— Это мне удалось оторвать ее от книг. Единственная женщина, которой не надо заниматься зубрежкой, и то впала в панику. — Он довольно фамильярно похлопал Дорис по мягкому месту и добавил: — Дорогая, учти, что результат мозговой деятельности откладывается именно здесь.
Дорис быстро повернула голову и показала Лэму язык. Оба молодых человека не могли не улыбнуться при виде забавной гримасы. Но в быстром взгляде более старшего мужчины молодая женщина уловила совершенно непонятное ей осуждение, а может, даже и презрение.
Что она, собственно, такого сделала, чтобы вызвать подобное отношение к себе? — быстро промелькнуло в ее голове. Она решила проигнорировать эту явную наглость, хотя неудержимая злость разгоралась в глубине ее души.
— Позволь мне самой заботиться о размерах собственных бедер.
Голос Дорис прозвучал подчеркнуто сухо. Фамильярность Лэма легко объяснялась их давним знакомством, однако все равно была неприятна. Кроме того, Патрик дал ему команду «не спускать глаз с Дорис». Она терпела подобную ситуацию, поскольку в целом находила Лэма приятным компаньоном, во всяком случае, временами. А то и полезным, когда кто-либо из посторонних мужчин начинал оказывать ей слишком откровенные знаки внимания.
— Кстати, Патрик, ты не представил мне этого джентльмена.
Глаза Дорис требовательно уставились на пасынка.
— Я думал… Прости, дорогая. Это Брюс Кейпшоу, — произнес Патрик. — А это Дорис Ленокс. Пригласи Брюса в дом, Дорис, а я пока организую чай.
Дорис поняла, что Патрик не оценил неловкости ситуации. Она разочарованно посмотрела вслед его удаляющейся спине и с недовольным видом направилась к дому.
В Блэквуде никогда не было огромных комнат. А сейчас и вообще осталась только половина переживших время помещений прежнего особняка — центра большого поместья. Та часть дома, куда направлялась Дорис, относилась ко времени королевы Елизаветы и была великолепна. Обрамленные орнаментом из камня, схваченные свинцовыми решетками окна были распахнуты.

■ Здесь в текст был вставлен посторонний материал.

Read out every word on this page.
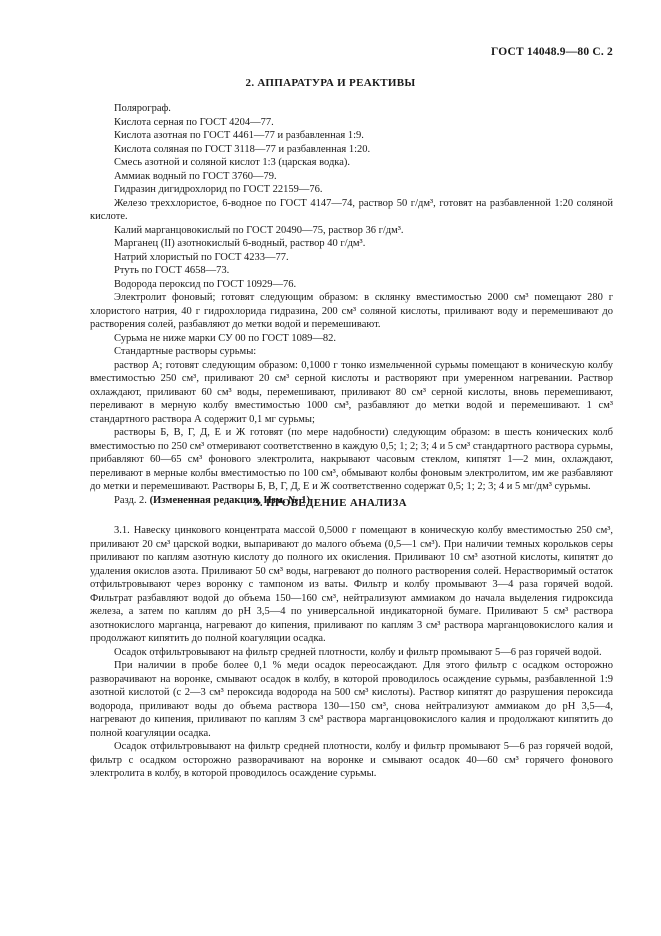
ГОСТ 14048.9—80 С. 2
2. АППАРАТУРА И РЕАКТИВЫ

Полярограф.

Кислота серная по ГОСТ 4204—77.

Кислота азотная по ГОСТ 4461—77 и разбавленная 1:9.

Кислота соляная по ГОСТ 3118—77 и разбавленная 1:20.

Смесь азотной и соляной кислот 1:3 (царская водка).

Аммиак водный по ГОСТ 3760—79.

Гидразин дигидрохлорид по ГОСТ 22159—76.

Железо треххлористое, 6-водное по ГОСТ 4147—74, раствор 50 г/дм³, готовят на разбавленной 1:20 соляной кислоте.

Калий марганцовокислый по ГОСТ 20490—75, раствор 36 г/дм³.

Марганец (II) азотнокислый 6-водный, раствор 40 г/дм³.

Натрий хлористый по ГОСТ 4233—77.

Ртуть по ГОСТ 4658—73.

Водорода пероксид по ГОСТ 10929—76.

Электролит фоновый; готовят следующим образом: в склянку вместимостью 2000 см³ помещают 280 г хлористого натрия, 40 г гидрохлорида гидразина, 200 см³ соляной кислоты, приливают воду и перемешивают до растворения солей, разбавляют до метки водой и перемешивают.

Сурьма не ниже марки СУ 00 по ГОСТ 1089—82.

Стандартные растворы сурьмы:

раствор А; готовят следующим образом: 0,1000 г тонко измельченной сурьмы помещают в коническую колбу вместимостью 250 см³, приливают 20 см³ серной кислоты и растворяют при умеренном нагревании. Раствор охлаждают, приливают 60 см³ воды, перемешивают, приливают 80 см³ серной кислоты, вновь перемешивают, переливают в мерную колбу вместимостью 1000 см³, разбавляют до метки водой и перемешивают. 1 см³ стандартного раствора А содержит 0,1 мг сурьмы;

растворы Б, В, Г, Д, Е и Ж готовят (по мере надобности) следующим образом: в шесть конических колб вместимостью по 250 см³ отмеривают соответственно в каждую 0,5; 1; 2; 3; 4 и 5 см³ стандартного раствора сурьмы, прибавляют 60—65 см³ фонового электролита, накрывают часовым стеклом, кипятят 1—2 мин, охлаждают, переливают в мерные колбы вместимостью по 100 см³, обмывают колбы фоновым электролитом, им же разбавляют до метки и перемешивают. Растворы Б, В, Г, Д, Е и Ж соответственно содержат 0,5; 1; 2; 3; 4 и 5 мг/дм³ сурьмы.

Разд. 2. (Измененная редакция, Изм. № 1).

3. ПРОВЕДЕНИЕ АНАЛИЗА

3.1. Навеску цинкового концентрата массой 0,5000 г помещают в коническую колбу вместимостью 250 см³, приливают 20 см³ царской водки, выпаривают до малого объема (0,5—1 см³). При наличии темных корольков серы приливают по каплям азотную кислоту до полного их окисления. Приливают 10 см³ азотной кислоты, кипятят до удаления окислов азота. Приливают 50 см³ воды, нагревают до полного растворения солей. Нерастворимый остаток отфильтровывают через воронку с тампоном из ваты. Фильтр и колбу промывают 3—4 раза горячей водой. Фильтрат разбавляют водой до объема 150—160 см³, нейтрализуют аммиаком до начала выделения гидроксида железа, а затем по каплям до рН 3,5—4 по универсальной индикаторной бумаге. Приливают 5 см³ раствора азотнокислого марганца, нагревают до кипения, приливают по каплям 3 см³ раствора марганцовокислого калия и продолжают кипятить до полной коагуляции осадка.

Осадок отфильтровывают на фильтр средней плотности, колбу и фильтр промывают 5—6 раз горячей водой.

При наличии в пробе более 0,1 % меди осадок переосаждают. Для этого фильтр с осадком осторожно разворачивают на воронке, смывают осадок в колбу, в которой проводилось осаждение сурьмы, разбавленной 1:9 азотной кислотой (с 2—3 см³ пероксида водорода на 500 см³ кислоты). Раствор кипятят до разрушения пероксида водорода, приливают воды до объема раствора 130—150 см³, снова нейтрализуют аммиаком до рН 3,5—4, нагревают до кипения, приливают по каплям 3 см³ раствора марганцовокислого калия и продолжают кипятить до полной коагуляции осадка.

Осадок отфильтровывают на фильтр средней плотности, колбу и фильтр промывают 5—6 раз горячей водой, фильтр с осадком осторожно разворачивают на воронке и смывают осадок 40—60 см³ горячего фонового электролита в колбу, в которой проводилось осаждение сурьмы.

Все запахи прелестного садика врывались в эти окна, наполняя дом неповторимым букетом ароматов, который только может создать природа. Комнату, куда они вошли, Дорис старалась блюсти в первозданном виде, отдавая ей ту любовь, которая когда-то служила живительной силой всего поместья.
Она понимала, что незнакомец может поморщить свой великолепный нос при виде стилизованных под старину занавесей в сочетании с оригинальной обивкой мебели.
Холодным кивком Дорис предложила Брюсу сесть в одно из кресел.
— Прошу прощения, я должна покинуть вас, чтобы переодеться.
Пальцы ее скользили по ткани купальника, а мысли крутились вокруг того выражения, которое появилось на лице гостя. В нем улавливалось некое неприятие всего, что его окружало, и ее раздражало это неизвестно откуда взявшееся у него право на подобное суждение. А может быть, ей только показалось? Тем более что он вдруг изрек, приподняв одну бровь, медленно и многозначительно:
— Не надо обо мне думать хуже, чем я есть на самом деле.
— Да уж… — неопределенно протянула женщина.
Она закусила нижнюю губу, останавливая таким образом возможный поток дальнейших критических замечаний. Этот человек нужен Патрику, напомнила она себе. Вовсе не обязательно, чтобы он нравился ей. Достаточно, чтобы просто не раздражал, хотя бы какое-то время.
Женщина вспомнила, что все еще не сняла мокрый купальник. Но тут Брюс как-то резко наклонил голову, и в этом жесте проявилось скрытое нетерпение. С какой стати он так ведет себя, что ему, собственно, надо? Дорис подумала об этом не без удивления.
— Патрик говорит о вас только хорошее… просто как влюбленный. — Это было сказано с весьма значительной долей злой иронии. — Но он никогда не упоминал того факта, что вы входите в небольшое число удачливых женщин, которые раздетыми выглядят значительно привлекательнее… Должен признать, вы очень яркая женщина.
Произнося свои достаточно сомнительные, учитывая краткость их знакомства, комплименты, Брюс абсолютно игнорировал ее явное возмущение.
Дорис показалось, что она очутилась во власти настырного интервьюера, подвергающего ее настоящему допросу. Она чувствовала себя так, будто разговор шел уже достаточно долго, а она никак не могла собраться с мыслями и понять, о чем, собственно, речь. Напористость этого господина, даже когда он пытался придерживаться светского тона, настораживала и сильно нервировала. Старался ли он спровоцировать ее или это было его обычной манерой светской болтовни? На основании чего он присвоил себе право на подобную вседозволенность в беседе с женщиной, практически ему незнакомой, находясь в ее собственном доме?